Undergraduates at my university showed me this problem, which I found intriguing and now want to see the solution of:
Find all functions $f, g, h : \mathbb R_{> 0} \to \mathbb R_{> 0} $ such that
$\begin{cases}f \circ g = x^3 \\ g \circ h = x^4 \\ h \circ f = x^5\end{cases}.$
If we first assume that the functions take the form $x\mapsto x^r$ for $r\in \mathbb R$, we have a system
$\begin{cases}\deg(f) \deg(g) = 3 \\ \deg(g) \deg(h) = 4 \\ \deg(h) \deg(f) = 5\end{cases}$
with solution
$$\begin{cases}\deg f &= \frac{\pm\sqrt{15}}2 \\ \deg g &= \pm 2 \sqrt{3/5} \\ \deg h &= \pm 2 \sqrt{5/3}\end{cases}.$$
However, this does not mean these are the only functions. Is there a way to argue that solutions can be only of the form of this ansatz?
This answers the case where $f, g, h: {\mathbb R}\to{\mathbb R}$, which was the original question, it seems to have been modified since then.

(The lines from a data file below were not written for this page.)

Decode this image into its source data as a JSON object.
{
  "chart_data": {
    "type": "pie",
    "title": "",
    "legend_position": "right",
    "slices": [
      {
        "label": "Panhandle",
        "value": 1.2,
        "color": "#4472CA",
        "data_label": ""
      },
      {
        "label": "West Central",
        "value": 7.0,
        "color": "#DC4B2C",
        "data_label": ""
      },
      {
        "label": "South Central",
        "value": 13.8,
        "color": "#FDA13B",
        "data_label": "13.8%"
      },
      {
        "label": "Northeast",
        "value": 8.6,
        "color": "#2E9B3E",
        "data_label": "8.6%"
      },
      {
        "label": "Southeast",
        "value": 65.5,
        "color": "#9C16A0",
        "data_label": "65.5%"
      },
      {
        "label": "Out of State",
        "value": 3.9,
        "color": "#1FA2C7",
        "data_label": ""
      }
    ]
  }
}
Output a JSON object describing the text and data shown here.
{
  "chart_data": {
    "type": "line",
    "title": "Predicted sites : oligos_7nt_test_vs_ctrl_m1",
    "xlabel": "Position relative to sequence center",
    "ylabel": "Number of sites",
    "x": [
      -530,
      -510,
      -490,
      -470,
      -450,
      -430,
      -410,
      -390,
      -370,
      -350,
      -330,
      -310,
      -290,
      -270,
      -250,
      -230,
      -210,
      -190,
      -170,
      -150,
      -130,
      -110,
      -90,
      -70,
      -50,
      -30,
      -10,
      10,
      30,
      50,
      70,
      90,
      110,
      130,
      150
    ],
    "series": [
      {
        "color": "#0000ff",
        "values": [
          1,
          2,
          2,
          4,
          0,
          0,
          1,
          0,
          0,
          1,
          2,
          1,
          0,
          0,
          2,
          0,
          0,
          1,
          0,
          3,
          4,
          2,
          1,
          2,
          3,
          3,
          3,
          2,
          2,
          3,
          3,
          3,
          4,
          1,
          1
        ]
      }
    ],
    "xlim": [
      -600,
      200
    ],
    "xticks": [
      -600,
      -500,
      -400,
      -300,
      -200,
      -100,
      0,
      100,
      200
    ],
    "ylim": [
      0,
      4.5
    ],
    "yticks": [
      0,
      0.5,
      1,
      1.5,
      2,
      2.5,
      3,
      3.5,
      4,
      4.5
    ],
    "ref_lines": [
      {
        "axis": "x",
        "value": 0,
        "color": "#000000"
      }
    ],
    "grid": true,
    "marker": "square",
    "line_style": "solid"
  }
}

From $f\circ g = x^3$ we get that $f$ is onto because $x^3$ is onto. From $h \circ f = x^5$ we get that $f$ is one-to-one because $x^5$ is one-to-one. Hence $f$ is bijective, hence \begin{equation} g = f^{-1}\circ x^3\qquad h = x^5\circ f^{-1} \end{equation} It follows that both $g$ and $h$ are bijective, but then $x^4 = g\circ h$ should be bijective, but this is false because $x^4$ is not onto.
Conclusion: there are no such functions.